Nice! Now before we jump to the training loop, let us first define an Images-centric version of the mean squared error loss as our criterion.

julia> function image_mse(y, ŷ)
           l = map((x, y) -> (x - y), y, ŷ)
           l = mapreducec.(x->x^2, +, 0, l)
           l = sum(l)
           l
       endimage_mse (generic function with 1 method)

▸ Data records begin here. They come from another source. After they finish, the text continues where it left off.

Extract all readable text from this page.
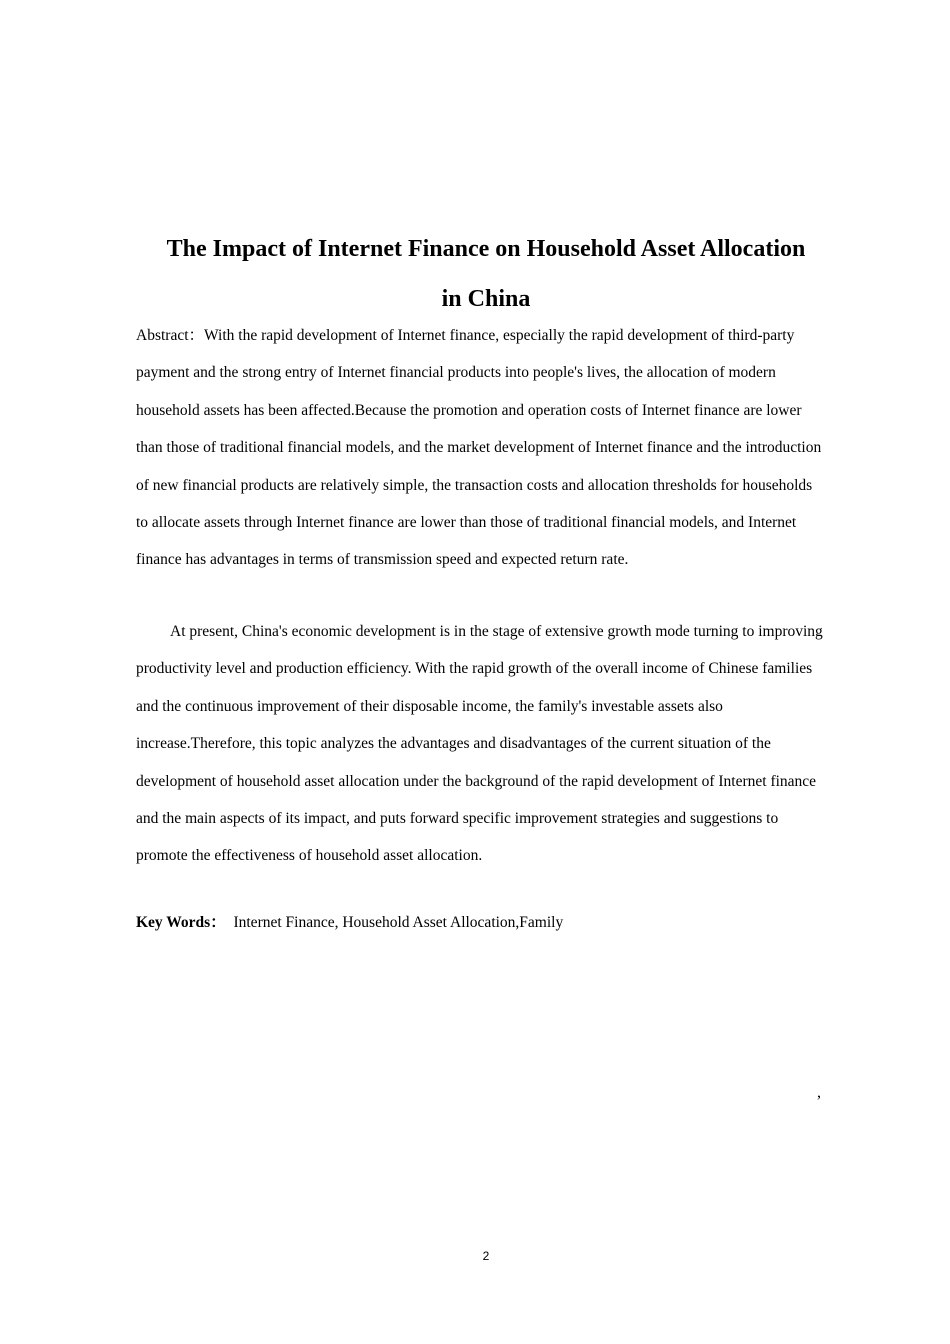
The Impact of Internet Finance on Household Asset Allocation
in China

Abstract：With the rapid development of Internet finance, especially the rapid development of third-party payment and the strong entry of Internet financial products into people's lives, the allocation of modern household assets has been affected.Because the promotion and operation costs of Internet finance are lower than those of traditional financial models, and the market development of Internet finance and the introduction of new financial products are relatively simple, the transaction costs and allocation thresholds for households to allocate assets through Internet finance are lower than those of traditional financial models, and Internet finance has advantages in terms of transmission speed and expected return rate.

At present, China's economic development is in the stage of extensive growth mode turning to improving productivity level and production efficiency. With the rapid growth of the overall income of Chinese families and the continuous improvement of their disposable income, the family's investable assets also increase.Therefore, this topic analyzes the advantages and disadvantages of the current situation of the development of household asset allocation under the background of the rapid development of Internet finance and the main aspects of its impact, and puts forward specific improvement strategies and suggestions to promote the effectiveness of household asset allocation.

Key Words： Internet Finance, Household Asset Allocation,Family

,
2
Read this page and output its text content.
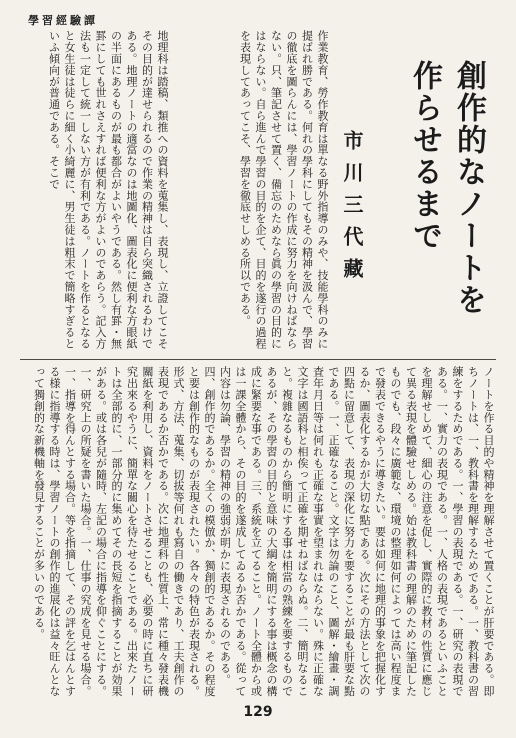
學習經驗譚
創作的なノートを作らせるまで
市川三代藏
作業教育、勞作教育は單なる野外指導のみや、技能學科のみに提ばれ勝である。何れの學科にしてもその精神を汲んで、學習の徹底を圖らんには、學習ノートの作成に努力を向けねばならない。只、筆記させて置く、備忘のためなら眞の學習の目的にはならない。自ら進んで學習の目的を企て、目的を遂行の過程を表現してあってこそ、學習を徹底せしめる所以である。
地理科は踏稿、類推への資料を蒐集し、表現し、立證してこそその目的が達せられるので作業の精神は自ら突織されるわけである。地理ノートの適當なのは地圖化、圖表化に便利な方眼紙の半面にあるものが最も都合がよいやうである。然し有罫・無罫にしても世れさえすれば便利な方がよいのであらう。記入方法も一定して統一しない方が有利である。ノートを作るとなると女生徒は徒らに細く小綺麗に、男生徒は粗末で簡略すぎるといふ傾向が普通である。そこで
ノートを作る目的や精神を理解させて置くことが肝要である。即ちノートは、一、教科書を理解するためである。一、教科書の習練をするためである。一、學習の表現である。一、研究の表現である。一、實力の表現である。一、人格の表現であるといふことを理解せしめて、細心の注意を促し、實際的に教材の性質に應じて異る表現を體驗せしめる。始は教科書の理解のために筆記したものでも、段々に廣範な、環境の整理如何によっては高い程度まで發表できるやうに導きたい。要は如何に地理的事象を把握化するか、圖表化するかが大切な點である。次にその方法として次の四點に留意して、表現の深化に努力を要することが最も肝要な點である。一、正確なること。文字は勿論のこと、圖解・繪畫・調査年月日等は何れも正確な事實を望まれはならない。殊に正確な文字は國語科と相俟って正確を期せねばならぬ。二、簡明なること。複雜なるものから簡明にする事は相當の熟練を要するものであるが、その學習の目的と意味の大綱を簡明にする事は概念の構成に緊要な事である。三、系統を立てること。ノート全體から或は一課全體から、その目的を遂成してゐるか否かである。從って内容は勿論、學習の精神の強弱が明かに表現されるのである。四、創作的であるか。全くの模倣か、獨創的であるか。その程度と要は創作的なものが表現されたい。各々の特色が表現される。形式、方法、蒐集、切拔等何れも寫自の働きであり、工夫創作の表現であるか否かである。次に地理科の性質上、常に種々發表機關紙を利用し、資料をノートさせることも、必要の時に直ちに研究出來るやうに、簡單な關心を待たせることである。出來たノートは全部的に、一部分的に集めてその長短を指摘することが効果がある。或は各兒が隨時、左記の場合に指導を仰ぐことにする。一、研究上の所疑を書いた場合。一、仕事の究成を見せる場合。一、指導を得んとする場合。等を指摘して、その評を乞はんとする様に指導する時は、學習ノートの創作的進展化は益々旺んとなって獨創的な新機軸を發見することが多いのである。
129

Defining the training loop

Great! Now that we have defined our criterion, let us now define the training loop.

for i in 1:num_iters
    ∇H, = Zygote.gradient(h) do trfm
            out = ImageTransformations.warp(img, trfm, axes(img), zero(eltype(img)))
            out = image_mse(out, tgt)
            out
        end

    out = ImageTransformations.warp(img, h, axes(img), zero(eltype(img)))
    println("Iteration: $i Loss: $(image_mse(out, tgt))")

    h = h.H - η * (∇H.H)
    h = DiffImages.Homography(h |> SMatrix{3, 3, Float32, 9})
end

Iteration: 1 Loss: 7519.01
Iteration: 2 Loss: 8512.313
Iteration: 3 Loss: 8508.674
Iteration: 4 Loss: 8503.572
Iteration: 5 Loss: 8494.75
Iteration: 6 Loss: 8463.264
Iteration: 7 Loss: 8371.489
Iteration: 8 Loss: 8107.0605
Iteration: 9 Loss: 7883.7715
Iteration: 10 Loss: 7920.1157
Iteration: 11 Loss: 7897.9946
Iteration: 12 Loss: 7637.454
Iteration: 13 Loss: 7465.2075
Iteration: 14 Loss: 7369.2275
Iteration: 15 Loss: 7361.462
...
Iteration: 90 Loss: 7450.904
Iteration: 91 Loss: 7260.4014
Iteration: 92 Loss: 7292.6904
Iteration: 93 Loss: 7172.2715
Iteration: 94 Loss: 7313.829
Iteration: 95 Loss: 7288.0854
Iteration: 96 Loss: 7205.045
Iteration: 97 Loss: 7223.6016
Iteration: 98 Loss: 7304.29
Iteration: 99 Loss: 7179.936
Iteration: 100 Loss: 7162.128

Here, ∇H is the gradient of the matrix with respect to the scalar output. It can be represented mathematically to be -

\[∇H = \begin{bmatrix} \frac{\partial{L}}{\partial{H_{ij}}} \end{bmatrix}\]

Results

After training your matrix successfully, you shall get something like this.

`η = 1e-10`	`η = 2e-10`

It is apparently difficult to train a homography matrix. Therefore, finding the right hyperparameters is the key to training it correctly.